Rent scenario
Assets: Downpayment * 5.5% annual return (in a long-term CD or a bond)
for X number of years
Liabilities: Rent (with 3% annual inflation) for X number of years,
renter's insurance for X number of years
Buy scenario
Assets: Principal payments you make on your house for X number of
years, according to your amortization sheets, tax savings over and
above what you could claim without the house (not always the entire
deductible amount, depending on your situation)
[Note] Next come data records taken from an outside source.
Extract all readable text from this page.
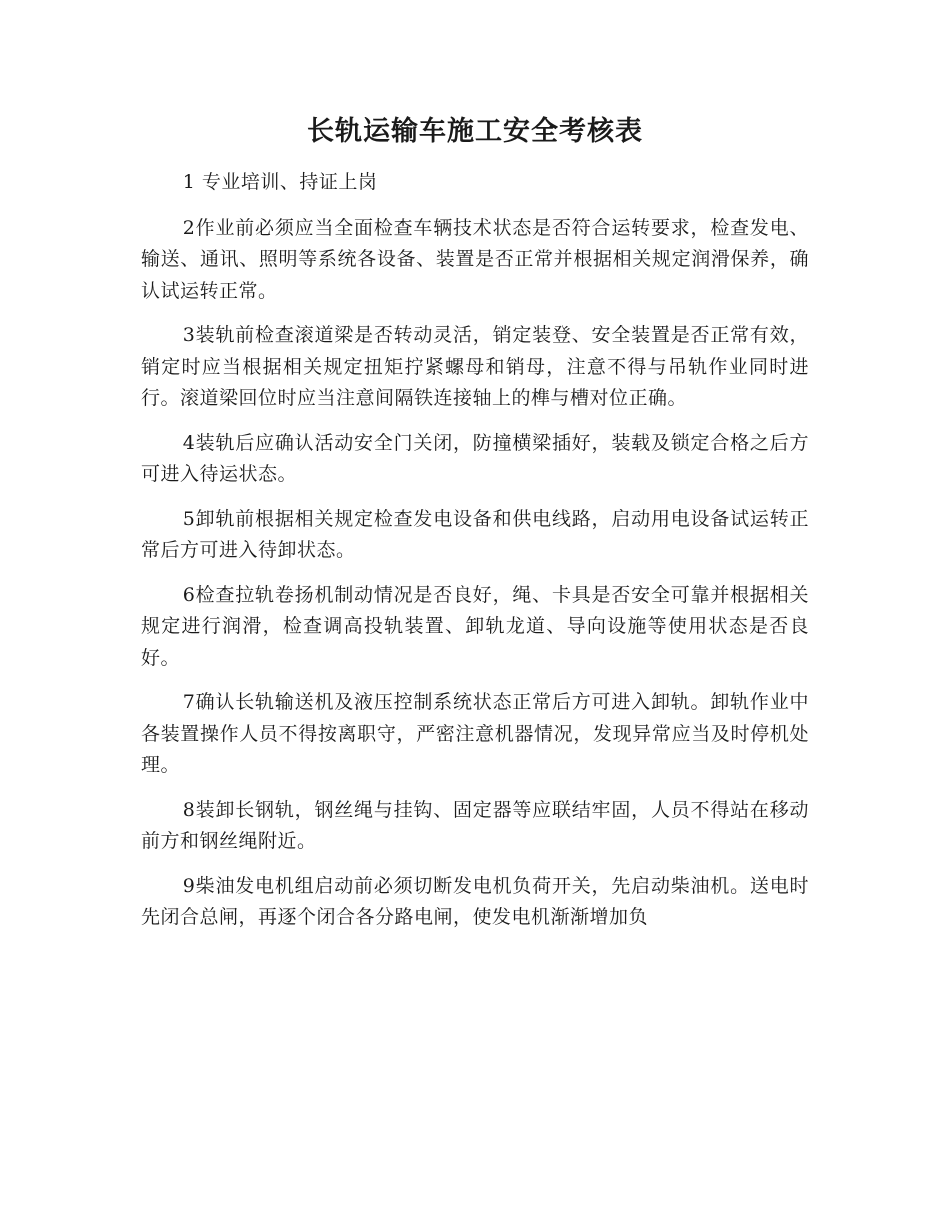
长轨运输车施工安全考核表

1 专业培训、持证上岗

2作业前必须应当全面检查车辆技术状态是否符合运转要求，检查发电、输送、通讯、照明等系统各设备、装置是否正常并根据相关规定润滑保养，确认试运转正常。

3装轨前检查滚道梁是否转动灵活，销定装登、安全装置是否正常有效，销定时应当根据相关规定扭矩拧紧螺母和销母，注意不得与吊轨作业同时进行。滚道梁回位时应当注意间隔铁连接轴上的榫与槽对位正确。

4装轨后应确认活动安全门关闭，防撞横梁插好，装载及锁定合格之后方可进入待运状态。

5卸轨前根据相关规定检查发电设备和供电线路，启动用电设备试运转正常后方可进入待卸状态。

6检查拉轨卷扬机制动情况是否良好，绳、卡具是否安全可靠并根据相关规定进行润滑，检查调高投轨装置、卸轨龙道、导向设施等使用状态是否良好。

7确认长轨输送机及液压控制系统状态正常后方可进入卸轨。卸轨作业中各装置操作人员不得按离职守，严密注意机器情况，发现异常应当及时停机处理。

8装卸长钢轨，钢丝绳与挂钩、固定器等应联结牢固，人员不得站在移动前方和钢丝绳附近。

9柴油发电机组启动前必须切断发电机负荷开关，先启动柴油机。送电时先闭合总闸，再逐个闭合各分路电闸，使发电机渐渐增加负
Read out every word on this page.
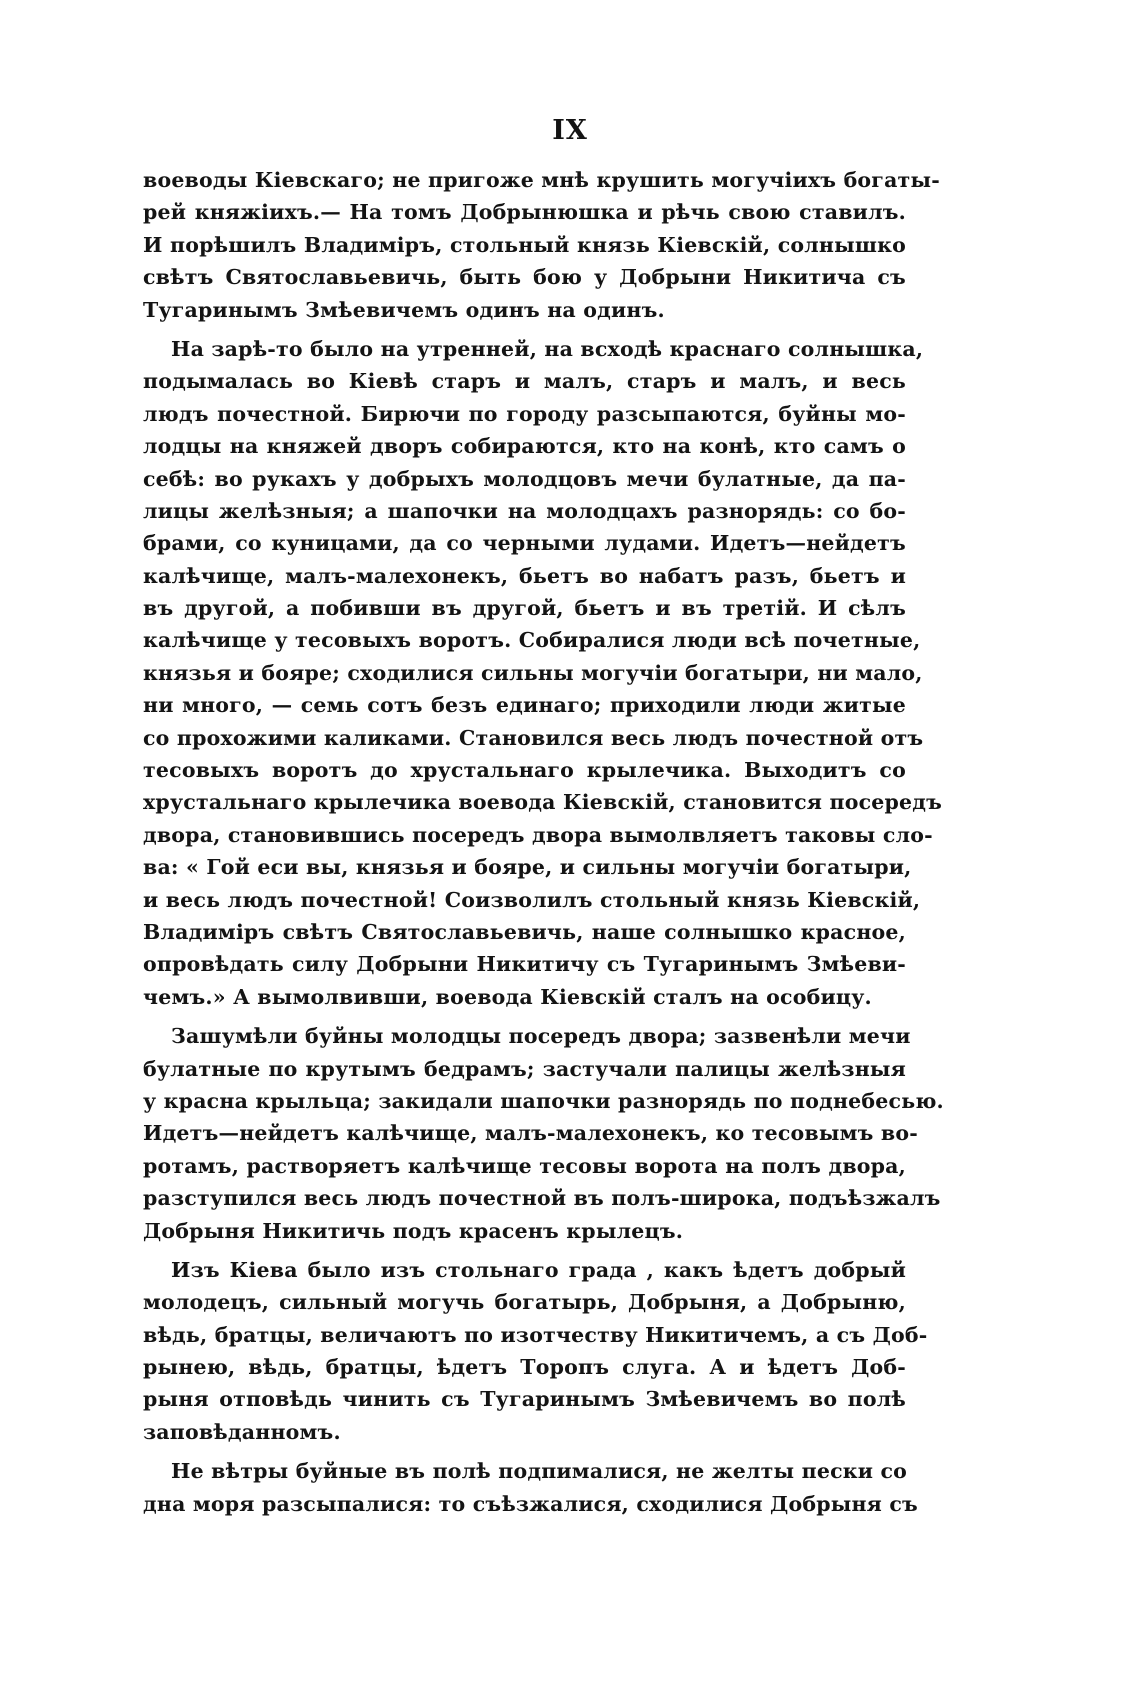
IX
воеводы Кіевскаго; не пригоже мнѣ крушить могучіихъ богаты-
рей княжіихъ.— На томъ Добрынюшка и рѣчь свою ставилъ.
И порѣшилъ Владиміръ, стольный князь Кіевскій, солнышко
свѣтъ Святославьевичь, быть бою у Добрыни Никитича съ
Тугаринымъ Змѣевичемъ одинъ на одинъ.
На зарѣ-то было на утренней, на всходѣ краснаго солнышка,
подымалась во Кіевѣ старъ и малъ, старъ и малъ, и весь
людъ почестной. Бирючи по городу разсыпаются, буйны мо-
лодцы на княжей дворъ собираются, кто на конѣ, кто самъ о
себѣ: во рукахъ у добрыхъ молодцовъ мечи булатные, да па-
лицы желѣзныя; а шапочки на молодцахъ разнорядь: со бо-
брами, со куницами, да со черными лудами. Идетъ—нейдетъ
калѣчище, малъ-малехонекъ, бьетъ во набатъ разъ, бьетъ и
въ другой, а побивши въ другой, бьетъ и въ третій. И сѣлъ
калѣчище у тесовыхъ воротъ. Собиралися люди всѣ почетные,
князья и бояре; сходилися сильны могучіи богатыри, ни мало,
ни много, — семь сотъ безъ единаго; приходили люди житые
со прохожими каликами. Становился весь людъ почестной отъ
тесовыхъ воротъ до хрустальнаго крылечика. Выходитъ со
хрустальнаго крылечика воевода Кіевскій, становится посередъ
двора, становившись посередъ двора вымолвляетъ таковы сло-
ва: « Гой еси вы, князья и бояре, и сильны могучіи богатыри,
и весь людъ почестной! Соизволилъ стольный князь Кіевскій,
Владиміръ свѣтъ Святославьевичь, наше солнышко красное,
опровѣдать силу Добрыни Никитичу съ Тугаринымъ Змѣеви-
чемъ.» А вымолвивши, воевода Кіевскій сталъ на особицу.
Зашумѣли буйны молодцы посередъ двора; зазвенѣли мечи
булатные по крутымъ бедрамъ; застучали палицы желѣзныя
у красна крыльца; закидали шапочки разнорядь по поднебесью.
Идетъ—нейдетъ калѣчище, малъ-малехонекъ, ко тесовымъ во-
ротамъ, растворяетъ калѣчище тесовы ворота на полъ двора,
разступился весь людъ почестной въ полъ-широка, подъѣзжалъ
Добрыня Никитичь подъ красенъ крылецъ.
Изъ Кіева было изъ стольнаго града , какъ ѣдетъ добрый
молодецъ, сильный могучь богатырь, Добрыня, а Добрыню,
вѣдь, братцы, величаютъ по изотчеству Никитичемъ, а съ Доб-
рынею, вѣдь, братцы, ѣдетъ Торопъ слуга. А и ѣдетъ Доб-
рыня отповѣдь чинить съ Тугаринымъ Змѣевичемъ во полѣ
заповѣданномъ.
Не вѣтры буйные въ полѣ подпималися, не желты пески со
дна моря разсыпалися: то съѣзжалися, сходилися Добрыня съ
Liabilities: All mortgage interest you will be paying, all real estate
taxes, all repairs and improvements you will be making, all condo fees
you will be paying, all homeowner's insurance fees you will be paying,
all PMI you will be paying if you put less than 20% down.
Example
Let's say you have $60,000 for a down payment, pay $1,200/month rent,
and $100/year renter's insurance.
At the end of five years, you have $78,417 in assets (a profit of
$18,417). You've spent $76,951 on rent and insurance.
You're thinking of buying a $250,000 house (good for you; you've found
a deal!). You put $50,000 down to avoid PMI, pay $5,000 in transfer
tax, $1,000 in miscellaneous fees, and escrow a good portion of the
remaining $4,000 with the mortgage company for tax and insurance.
Your annual tax bill is $2000/year (low), and your annual insurance
fee is $1000/year (average). We'll assume those don't change (big
assumption).
Assuming a 30 year fixed loan at 6.5%, you've paid off $13,028 at the
end of that five years.
But you've also paid $64,084 in interest and $10,000 in taxes, and
$5,000 in insurance. Let's say that all of the interest and RE taxes
are deductible in the 28% tax bracket, which brings you to a total
adjusted housing payment of $58,340. This is also assuming you haven't
had to do any maintenance or repairs whatsoever to your house (ha
ha!).
So, at the end of five years, you need to "beat" $18,417 minus $76,951
for a net "housing payment" of $58,534, which is what would happen if
you rented.
.92X (net selling price) - $186,972 (what's left on your mortgage) -
$58,340 (interest, taxes, and insurance accounting for tax savings) -
$6,000 (initial closing costs) must be > = $58,534 for you to break
even.
End result: $336,789 is your magic number, and 6.14% is the average
annual rate of house appreciation you'd need.